I have to admit, I have struggled with FOMO myself in the past, but for me, once I realised that there really is nothing to miss out on, I found it much easier to say no to things. Plus, life is alot less stressful if you’re not having to worry about what everyone else is doing. I even came up with my own healthier alternative to FOMO called:
SOSI: Satisfaction of staying in!
I highly recommend kicking FOMO to the curb and taking up SOSI!
Simple Life Strategy: 7 Tips to Squash FOMO
1. Evaluate your current schedule. Do you have much time to rest? Are you frequently double-booking yourself? Do you find yourself constantly cancelling because you have over-committed?
2. If your schedule is somewhat packed out, take some time to schedule in one or two nights a week where you stay in. Notice any feelings that pop up when you do this.
3. If you find it difficult to take step 2, try to get to the bottom of what the issue is. Just what are you missing out on?
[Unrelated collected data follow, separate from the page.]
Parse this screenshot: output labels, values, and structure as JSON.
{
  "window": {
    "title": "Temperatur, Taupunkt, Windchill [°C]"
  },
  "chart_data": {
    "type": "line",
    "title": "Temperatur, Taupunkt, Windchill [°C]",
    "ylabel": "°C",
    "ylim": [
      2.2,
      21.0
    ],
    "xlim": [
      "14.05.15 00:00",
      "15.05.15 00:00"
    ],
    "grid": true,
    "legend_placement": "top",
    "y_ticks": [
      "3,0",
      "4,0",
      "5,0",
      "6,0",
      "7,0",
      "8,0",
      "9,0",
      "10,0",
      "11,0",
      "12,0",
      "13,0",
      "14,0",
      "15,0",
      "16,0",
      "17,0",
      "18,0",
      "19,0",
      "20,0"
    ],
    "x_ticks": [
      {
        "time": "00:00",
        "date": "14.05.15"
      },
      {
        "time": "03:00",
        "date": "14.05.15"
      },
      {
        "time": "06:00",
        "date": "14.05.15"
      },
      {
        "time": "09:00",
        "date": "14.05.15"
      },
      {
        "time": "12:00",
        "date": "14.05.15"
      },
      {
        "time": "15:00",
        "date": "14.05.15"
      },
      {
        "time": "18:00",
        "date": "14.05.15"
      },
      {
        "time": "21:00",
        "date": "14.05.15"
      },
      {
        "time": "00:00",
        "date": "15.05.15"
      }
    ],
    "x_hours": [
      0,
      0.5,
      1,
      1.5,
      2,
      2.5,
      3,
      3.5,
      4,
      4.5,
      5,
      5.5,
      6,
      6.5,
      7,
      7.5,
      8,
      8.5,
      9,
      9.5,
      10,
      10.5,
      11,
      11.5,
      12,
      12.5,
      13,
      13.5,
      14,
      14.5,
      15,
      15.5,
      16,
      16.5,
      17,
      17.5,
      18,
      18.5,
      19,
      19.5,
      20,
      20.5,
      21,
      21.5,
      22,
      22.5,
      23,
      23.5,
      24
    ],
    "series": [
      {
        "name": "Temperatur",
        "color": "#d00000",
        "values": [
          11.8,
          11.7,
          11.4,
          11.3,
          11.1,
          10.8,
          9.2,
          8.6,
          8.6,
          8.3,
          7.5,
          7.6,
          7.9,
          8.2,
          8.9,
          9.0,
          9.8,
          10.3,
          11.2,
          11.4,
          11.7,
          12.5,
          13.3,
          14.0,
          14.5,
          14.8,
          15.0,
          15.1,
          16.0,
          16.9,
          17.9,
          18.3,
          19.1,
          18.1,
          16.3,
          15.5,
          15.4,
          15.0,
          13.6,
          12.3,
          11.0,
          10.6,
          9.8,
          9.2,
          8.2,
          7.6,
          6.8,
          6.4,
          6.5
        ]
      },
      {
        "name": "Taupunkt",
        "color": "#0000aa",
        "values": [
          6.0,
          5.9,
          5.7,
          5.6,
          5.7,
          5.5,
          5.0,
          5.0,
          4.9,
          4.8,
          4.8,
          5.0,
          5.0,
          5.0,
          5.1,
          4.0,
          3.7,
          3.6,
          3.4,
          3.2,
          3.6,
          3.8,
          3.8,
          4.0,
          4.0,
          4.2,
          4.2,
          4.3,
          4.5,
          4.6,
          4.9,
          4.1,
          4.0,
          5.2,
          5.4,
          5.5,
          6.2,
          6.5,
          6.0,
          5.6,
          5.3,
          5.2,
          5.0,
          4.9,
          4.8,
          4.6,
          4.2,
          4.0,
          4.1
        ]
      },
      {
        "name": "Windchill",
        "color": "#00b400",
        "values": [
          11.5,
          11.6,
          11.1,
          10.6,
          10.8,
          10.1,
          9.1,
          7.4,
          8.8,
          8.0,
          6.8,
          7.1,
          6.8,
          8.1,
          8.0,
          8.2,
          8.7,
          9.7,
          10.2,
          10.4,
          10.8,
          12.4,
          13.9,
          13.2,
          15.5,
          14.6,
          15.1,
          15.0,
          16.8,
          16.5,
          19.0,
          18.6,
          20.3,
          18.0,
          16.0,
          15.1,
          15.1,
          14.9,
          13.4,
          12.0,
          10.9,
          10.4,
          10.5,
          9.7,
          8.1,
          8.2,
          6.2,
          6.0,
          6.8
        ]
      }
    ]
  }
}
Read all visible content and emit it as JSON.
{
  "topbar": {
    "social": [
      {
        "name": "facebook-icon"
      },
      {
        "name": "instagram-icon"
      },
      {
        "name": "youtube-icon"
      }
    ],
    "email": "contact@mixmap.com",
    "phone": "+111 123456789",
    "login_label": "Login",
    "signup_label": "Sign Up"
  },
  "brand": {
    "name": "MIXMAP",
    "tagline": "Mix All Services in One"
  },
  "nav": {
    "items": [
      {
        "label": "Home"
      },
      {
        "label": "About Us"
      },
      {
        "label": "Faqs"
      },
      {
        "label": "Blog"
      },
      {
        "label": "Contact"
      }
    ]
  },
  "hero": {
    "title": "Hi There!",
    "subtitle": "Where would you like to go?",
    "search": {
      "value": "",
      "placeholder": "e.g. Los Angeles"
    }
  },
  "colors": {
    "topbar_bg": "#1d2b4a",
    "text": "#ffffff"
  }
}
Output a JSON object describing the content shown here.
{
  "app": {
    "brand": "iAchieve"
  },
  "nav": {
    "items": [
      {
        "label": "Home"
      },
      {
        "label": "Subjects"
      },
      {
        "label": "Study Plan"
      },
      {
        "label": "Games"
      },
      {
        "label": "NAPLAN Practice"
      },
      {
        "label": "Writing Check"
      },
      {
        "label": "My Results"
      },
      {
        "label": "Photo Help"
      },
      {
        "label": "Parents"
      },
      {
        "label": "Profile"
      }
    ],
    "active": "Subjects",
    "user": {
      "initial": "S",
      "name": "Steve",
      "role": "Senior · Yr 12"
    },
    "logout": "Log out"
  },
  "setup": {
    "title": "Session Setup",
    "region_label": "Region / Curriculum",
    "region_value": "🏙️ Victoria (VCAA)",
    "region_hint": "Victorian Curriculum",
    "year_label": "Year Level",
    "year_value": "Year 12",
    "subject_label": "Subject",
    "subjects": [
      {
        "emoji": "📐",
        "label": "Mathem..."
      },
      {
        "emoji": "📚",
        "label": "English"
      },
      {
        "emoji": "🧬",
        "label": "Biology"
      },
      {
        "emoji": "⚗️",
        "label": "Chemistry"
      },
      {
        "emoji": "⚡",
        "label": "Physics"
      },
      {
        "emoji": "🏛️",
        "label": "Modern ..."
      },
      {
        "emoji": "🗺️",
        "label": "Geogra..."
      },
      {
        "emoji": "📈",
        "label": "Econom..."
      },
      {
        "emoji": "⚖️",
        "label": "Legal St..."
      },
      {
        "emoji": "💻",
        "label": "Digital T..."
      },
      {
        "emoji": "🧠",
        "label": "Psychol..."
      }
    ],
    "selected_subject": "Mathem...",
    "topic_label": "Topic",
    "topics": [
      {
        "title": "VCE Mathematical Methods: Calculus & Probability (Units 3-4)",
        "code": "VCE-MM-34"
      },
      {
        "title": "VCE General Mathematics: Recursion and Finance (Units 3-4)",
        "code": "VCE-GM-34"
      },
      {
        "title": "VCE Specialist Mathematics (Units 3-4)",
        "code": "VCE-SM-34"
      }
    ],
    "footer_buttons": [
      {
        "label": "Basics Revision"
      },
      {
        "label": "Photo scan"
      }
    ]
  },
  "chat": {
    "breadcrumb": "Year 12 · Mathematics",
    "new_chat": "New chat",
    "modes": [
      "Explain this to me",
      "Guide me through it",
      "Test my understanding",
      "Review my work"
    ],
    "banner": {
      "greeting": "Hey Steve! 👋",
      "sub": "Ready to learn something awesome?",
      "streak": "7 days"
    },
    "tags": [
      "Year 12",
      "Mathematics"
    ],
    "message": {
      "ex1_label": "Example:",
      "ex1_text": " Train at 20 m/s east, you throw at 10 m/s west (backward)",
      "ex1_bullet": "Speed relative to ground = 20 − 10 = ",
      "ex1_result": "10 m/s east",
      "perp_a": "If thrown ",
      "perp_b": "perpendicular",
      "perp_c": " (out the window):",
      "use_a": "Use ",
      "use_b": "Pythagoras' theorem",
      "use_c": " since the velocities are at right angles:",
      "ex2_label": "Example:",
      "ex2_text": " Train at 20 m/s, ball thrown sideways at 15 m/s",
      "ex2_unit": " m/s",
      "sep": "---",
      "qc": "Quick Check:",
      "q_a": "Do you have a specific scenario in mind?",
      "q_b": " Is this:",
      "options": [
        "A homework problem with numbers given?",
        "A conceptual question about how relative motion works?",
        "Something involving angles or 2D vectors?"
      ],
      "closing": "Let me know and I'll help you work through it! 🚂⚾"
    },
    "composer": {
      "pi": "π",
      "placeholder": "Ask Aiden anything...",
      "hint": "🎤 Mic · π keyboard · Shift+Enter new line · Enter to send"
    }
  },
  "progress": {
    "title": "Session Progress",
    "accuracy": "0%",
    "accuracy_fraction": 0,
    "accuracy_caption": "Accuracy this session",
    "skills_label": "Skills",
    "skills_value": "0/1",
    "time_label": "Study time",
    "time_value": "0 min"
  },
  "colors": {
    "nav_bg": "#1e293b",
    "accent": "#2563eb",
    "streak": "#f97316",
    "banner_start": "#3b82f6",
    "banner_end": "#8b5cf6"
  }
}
4. Take some time out from social media. Instead of being glued to Facebook and what other people are doing, commit to a personal project and focus on yourself for a change.
5. Cast your mind back to the number of times you have gone out and regretted it. Look at the situation realistically. How much are you really missing out on?
6. Remind yourself that you are enough – with or without attending every single social or work event.
7. Make peace with the fact that it’s not possible to do it all – and that a desire to do so only fuels feelings of anxiety which is no way to live.